Cooper Tire & Rubber Co posted 40 percent growth in passenger car tire sales in China in the first half from a year earlier and said a potential punitive duty on Chinese-made tires by the United States would have a mixed impact on its operations.
The sales growth beat its 35 percent target and follows a poor fourth quarter last year, Chairman and Chief Executive Roy Armes said. Sales of truck and bus tires, accounting for 65 percent of its China business, grew in double digits in the first half.
"The Chinese government's stimulus package has helped our business, particularly in the transportation area where we compete," Armes said last Thursday.
The US-based tire maker generated more than a fifth of its revenue in China and has two plants here. Armes expects China sales to reach US$1 billion including domestic sales and exports or 25 percent of global sales, in three to five years from the current US$700 million to US$750 million a year.

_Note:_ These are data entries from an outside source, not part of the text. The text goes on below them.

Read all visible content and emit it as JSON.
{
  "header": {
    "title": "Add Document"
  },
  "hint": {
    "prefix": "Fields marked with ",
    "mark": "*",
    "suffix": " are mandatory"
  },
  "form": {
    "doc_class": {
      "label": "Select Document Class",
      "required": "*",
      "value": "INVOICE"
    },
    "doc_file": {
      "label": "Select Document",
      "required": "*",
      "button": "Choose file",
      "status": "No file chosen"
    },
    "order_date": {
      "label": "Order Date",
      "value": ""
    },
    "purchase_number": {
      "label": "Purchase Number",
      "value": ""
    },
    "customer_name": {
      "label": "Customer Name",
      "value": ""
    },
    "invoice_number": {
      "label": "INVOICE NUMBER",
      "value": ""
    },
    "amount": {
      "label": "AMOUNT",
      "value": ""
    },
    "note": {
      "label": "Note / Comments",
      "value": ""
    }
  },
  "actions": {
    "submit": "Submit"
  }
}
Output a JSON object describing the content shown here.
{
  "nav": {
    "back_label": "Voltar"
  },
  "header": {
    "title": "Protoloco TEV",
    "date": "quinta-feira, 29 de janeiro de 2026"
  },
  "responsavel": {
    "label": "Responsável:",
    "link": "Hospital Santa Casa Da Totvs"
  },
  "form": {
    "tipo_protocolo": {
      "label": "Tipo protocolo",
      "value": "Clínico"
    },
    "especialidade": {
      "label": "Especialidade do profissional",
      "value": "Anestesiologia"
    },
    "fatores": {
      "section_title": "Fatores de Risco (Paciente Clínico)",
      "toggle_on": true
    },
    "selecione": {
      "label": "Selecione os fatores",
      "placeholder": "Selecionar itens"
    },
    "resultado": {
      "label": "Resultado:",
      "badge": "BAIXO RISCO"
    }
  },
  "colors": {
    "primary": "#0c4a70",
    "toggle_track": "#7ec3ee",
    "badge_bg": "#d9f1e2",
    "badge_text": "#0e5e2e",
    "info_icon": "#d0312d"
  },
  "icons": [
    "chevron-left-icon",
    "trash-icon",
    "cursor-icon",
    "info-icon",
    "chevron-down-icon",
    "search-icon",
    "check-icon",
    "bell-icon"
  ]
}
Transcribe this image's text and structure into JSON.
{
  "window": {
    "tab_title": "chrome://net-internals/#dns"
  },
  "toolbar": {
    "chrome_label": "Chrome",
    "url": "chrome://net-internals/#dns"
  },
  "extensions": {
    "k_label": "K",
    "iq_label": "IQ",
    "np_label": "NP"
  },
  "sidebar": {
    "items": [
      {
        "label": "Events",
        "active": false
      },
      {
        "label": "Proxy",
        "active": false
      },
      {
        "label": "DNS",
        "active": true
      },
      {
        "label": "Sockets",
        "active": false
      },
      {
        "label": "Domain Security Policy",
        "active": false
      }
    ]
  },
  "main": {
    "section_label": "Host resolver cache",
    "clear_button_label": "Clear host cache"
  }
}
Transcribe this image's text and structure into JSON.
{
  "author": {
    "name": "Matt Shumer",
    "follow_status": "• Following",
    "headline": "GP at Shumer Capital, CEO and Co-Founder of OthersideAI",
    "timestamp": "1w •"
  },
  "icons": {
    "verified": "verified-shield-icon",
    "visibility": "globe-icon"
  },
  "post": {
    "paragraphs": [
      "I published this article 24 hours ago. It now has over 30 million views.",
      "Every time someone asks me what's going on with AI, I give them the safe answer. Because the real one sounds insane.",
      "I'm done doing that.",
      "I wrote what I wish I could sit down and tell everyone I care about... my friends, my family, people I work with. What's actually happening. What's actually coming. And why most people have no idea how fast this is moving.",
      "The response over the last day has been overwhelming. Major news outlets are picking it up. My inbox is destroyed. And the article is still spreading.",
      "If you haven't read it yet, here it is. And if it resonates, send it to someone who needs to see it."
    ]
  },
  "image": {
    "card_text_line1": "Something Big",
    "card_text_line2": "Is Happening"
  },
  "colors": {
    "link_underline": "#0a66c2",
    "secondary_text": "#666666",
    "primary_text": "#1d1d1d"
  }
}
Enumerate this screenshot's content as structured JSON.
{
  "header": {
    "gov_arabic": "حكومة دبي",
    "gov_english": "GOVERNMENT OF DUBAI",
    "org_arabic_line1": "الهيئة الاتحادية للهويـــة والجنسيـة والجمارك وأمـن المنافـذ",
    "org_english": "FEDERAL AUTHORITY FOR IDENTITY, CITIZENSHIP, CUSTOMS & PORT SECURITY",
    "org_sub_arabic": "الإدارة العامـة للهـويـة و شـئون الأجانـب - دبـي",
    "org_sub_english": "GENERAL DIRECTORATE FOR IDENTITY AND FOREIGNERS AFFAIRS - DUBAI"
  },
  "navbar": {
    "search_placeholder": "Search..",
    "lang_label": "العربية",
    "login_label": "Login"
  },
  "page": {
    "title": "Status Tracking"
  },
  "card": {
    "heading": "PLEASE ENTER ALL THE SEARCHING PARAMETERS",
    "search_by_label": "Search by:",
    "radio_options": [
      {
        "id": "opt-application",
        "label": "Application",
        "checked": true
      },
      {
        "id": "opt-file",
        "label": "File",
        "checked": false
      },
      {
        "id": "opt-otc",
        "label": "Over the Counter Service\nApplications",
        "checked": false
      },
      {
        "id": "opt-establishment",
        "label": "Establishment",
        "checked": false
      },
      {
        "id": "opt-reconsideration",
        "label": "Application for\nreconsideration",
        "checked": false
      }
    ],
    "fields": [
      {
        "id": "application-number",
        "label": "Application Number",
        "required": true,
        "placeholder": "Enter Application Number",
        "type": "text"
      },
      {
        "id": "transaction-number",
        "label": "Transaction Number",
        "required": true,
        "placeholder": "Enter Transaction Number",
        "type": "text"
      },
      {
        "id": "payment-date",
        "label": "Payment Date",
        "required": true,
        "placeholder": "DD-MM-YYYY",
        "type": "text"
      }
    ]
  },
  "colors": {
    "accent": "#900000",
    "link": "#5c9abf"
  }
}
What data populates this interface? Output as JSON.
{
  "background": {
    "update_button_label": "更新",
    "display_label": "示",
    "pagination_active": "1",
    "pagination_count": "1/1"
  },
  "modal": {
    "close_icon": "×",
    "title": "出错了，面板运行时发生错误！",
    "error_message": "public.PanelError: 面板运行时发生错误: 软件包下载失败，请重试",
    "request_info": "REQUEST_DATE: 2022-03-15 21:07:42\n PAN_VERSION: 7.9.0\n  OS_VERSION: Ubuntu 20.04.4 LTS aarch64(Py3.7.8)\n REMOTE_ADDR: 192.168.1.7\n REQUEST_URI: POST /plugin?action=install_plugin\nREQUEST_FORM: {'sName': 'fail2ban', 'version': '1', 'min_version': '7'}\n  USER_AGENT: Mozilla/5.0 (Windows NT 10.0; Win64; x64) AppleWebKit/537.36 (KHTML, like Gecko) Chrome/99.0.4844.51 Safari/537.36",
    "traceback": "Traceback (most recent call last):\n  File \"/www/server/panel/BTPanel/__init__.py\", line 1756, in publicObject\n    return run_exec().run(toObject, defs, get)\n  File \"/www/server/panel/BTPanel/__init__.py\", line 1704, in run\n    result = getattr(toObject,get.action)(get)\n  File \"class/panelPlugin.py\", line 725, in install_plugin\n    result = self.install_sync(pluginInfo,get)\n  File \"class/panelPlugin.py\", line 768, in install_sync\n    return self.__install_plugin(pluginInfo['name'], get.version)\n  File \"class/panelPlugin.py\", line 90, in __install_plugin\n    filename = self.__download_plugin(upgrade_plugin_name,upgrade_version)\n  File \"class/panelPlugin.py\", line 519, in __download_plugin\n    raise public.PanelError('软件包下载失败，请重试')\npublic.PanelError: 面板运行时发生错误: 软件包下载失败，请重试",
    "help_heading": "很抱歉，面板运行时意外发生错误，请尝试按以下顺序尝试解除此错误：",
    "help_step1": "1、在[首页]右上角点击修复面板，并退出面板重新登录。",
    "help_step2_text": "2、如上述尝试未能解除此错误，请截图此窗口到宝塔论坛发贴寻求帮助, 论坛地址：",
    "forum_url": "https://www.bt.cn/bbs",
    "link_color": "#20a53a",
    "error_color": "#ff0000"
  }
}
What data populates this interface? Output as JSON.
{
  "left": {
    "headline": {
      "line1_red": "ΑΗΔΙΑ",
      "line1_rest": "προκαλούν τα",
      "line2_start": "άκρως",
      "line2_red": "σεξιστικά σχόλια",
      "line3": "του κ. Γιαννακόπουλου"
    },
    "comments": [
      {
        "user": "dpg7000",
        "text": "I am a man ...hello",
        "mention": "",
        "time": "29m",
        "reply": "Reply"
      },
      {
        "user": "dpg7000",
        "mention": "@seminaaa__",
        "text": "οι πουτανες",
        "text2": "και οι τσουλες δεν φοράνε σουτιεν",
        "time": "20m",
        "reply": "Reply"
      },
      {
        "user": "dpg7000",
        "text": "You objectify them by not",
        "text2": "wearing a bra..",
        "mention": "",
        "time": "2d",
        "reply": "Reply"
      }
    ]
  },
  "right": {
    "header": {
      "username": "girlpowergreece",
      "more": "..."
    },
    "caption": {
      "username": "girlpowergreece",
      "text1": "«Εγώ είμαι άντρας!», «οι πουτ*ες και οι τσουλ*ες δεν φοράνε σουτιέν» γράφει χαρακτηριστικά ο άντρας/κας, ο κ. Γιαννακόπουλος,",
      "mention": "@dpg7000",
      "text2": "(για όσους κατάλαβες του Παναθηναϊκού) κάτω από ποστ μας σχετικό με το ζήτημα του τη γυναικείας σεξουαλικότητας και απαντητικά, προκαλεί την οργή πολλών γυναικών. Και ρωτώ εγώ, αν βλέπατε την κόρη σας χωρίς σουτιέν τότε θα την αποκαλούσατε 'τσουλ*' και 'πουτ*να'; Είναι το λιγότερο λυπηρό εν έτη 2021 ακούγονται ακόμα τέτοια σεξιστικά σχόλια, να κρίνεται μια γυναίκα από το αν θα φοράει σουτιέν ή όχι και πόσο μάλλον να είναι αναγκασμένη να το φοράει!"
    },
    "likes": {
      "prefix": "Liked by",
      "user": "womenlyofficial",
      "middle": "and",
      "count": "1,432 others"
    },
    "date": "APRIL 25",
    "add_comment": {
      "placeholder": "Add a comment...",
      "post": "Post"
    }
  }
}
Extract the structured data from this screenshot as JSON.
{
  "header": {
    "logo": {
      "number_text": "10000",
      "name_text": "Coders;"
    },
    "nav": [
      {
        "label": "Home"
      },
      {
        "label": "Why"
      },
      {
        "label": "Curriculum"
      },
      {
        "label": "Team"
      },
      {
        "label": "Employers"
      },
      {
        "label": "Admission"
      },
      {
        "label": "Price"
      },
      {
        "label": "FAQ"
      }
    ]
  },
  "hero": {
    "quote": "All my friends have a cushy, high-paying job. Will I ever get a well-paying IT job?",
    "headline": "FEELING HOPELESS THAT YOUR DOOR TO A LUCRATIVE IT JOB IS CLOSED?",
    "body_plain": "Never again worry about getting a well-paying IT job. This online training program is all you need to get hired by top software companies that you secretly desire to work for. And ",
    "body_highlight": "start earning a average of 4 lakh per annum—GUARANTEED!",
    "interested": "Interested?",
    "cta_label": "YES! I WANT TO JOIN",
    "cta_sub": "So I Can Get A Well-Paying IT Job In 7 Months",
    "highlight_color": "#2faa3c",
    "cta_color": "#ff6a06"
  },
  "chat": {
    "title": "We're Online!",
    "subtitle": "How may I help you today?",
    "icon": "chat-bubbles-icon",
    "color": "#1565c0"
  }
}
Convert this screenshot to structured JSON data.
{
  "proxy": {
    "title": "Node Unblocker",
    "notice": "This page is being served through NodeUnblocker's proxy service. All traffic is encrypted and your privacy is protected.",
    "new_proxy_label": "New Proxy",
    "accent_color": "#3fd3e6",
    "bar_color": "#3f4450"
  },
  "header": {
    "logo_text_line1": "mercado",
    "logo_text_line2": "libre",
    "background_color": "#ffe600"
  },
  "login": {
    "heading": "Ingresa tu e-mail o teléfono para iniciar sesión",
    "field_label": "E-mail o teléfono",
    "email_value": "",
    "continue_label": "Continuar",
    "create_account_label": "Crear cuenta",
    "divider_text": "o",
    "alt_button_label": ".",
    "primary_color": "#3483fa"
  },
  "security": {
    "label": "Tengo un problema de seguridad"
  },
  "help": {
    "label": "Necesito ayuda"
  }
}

He added the US tire market could still drop this year but rebound 3 to 4 percent next year due to pent-up demand.
Armes said a proposal to impose punitive duties of up to 55 percent on imports of Chinese tires could be positive for the US tire industry in the short term but would hurt Cooper's investments in China as some of its products are shipped to its home turf.
China has sent a deputy commerce minister to Washington to lobby against the proposal, calling it a violation of World Trade Organization free-trade principles. The Obama administration has until September to decide whether to levy the duties.
The union that brought the case, the United Steelworkers, said rising Chinese tire exports to the US are hurting American producers.
Asked about the trade dispute, Armes said: "We realize that we have to compete on a global basis. To have free fair trade allows the markets to grow and to be successful."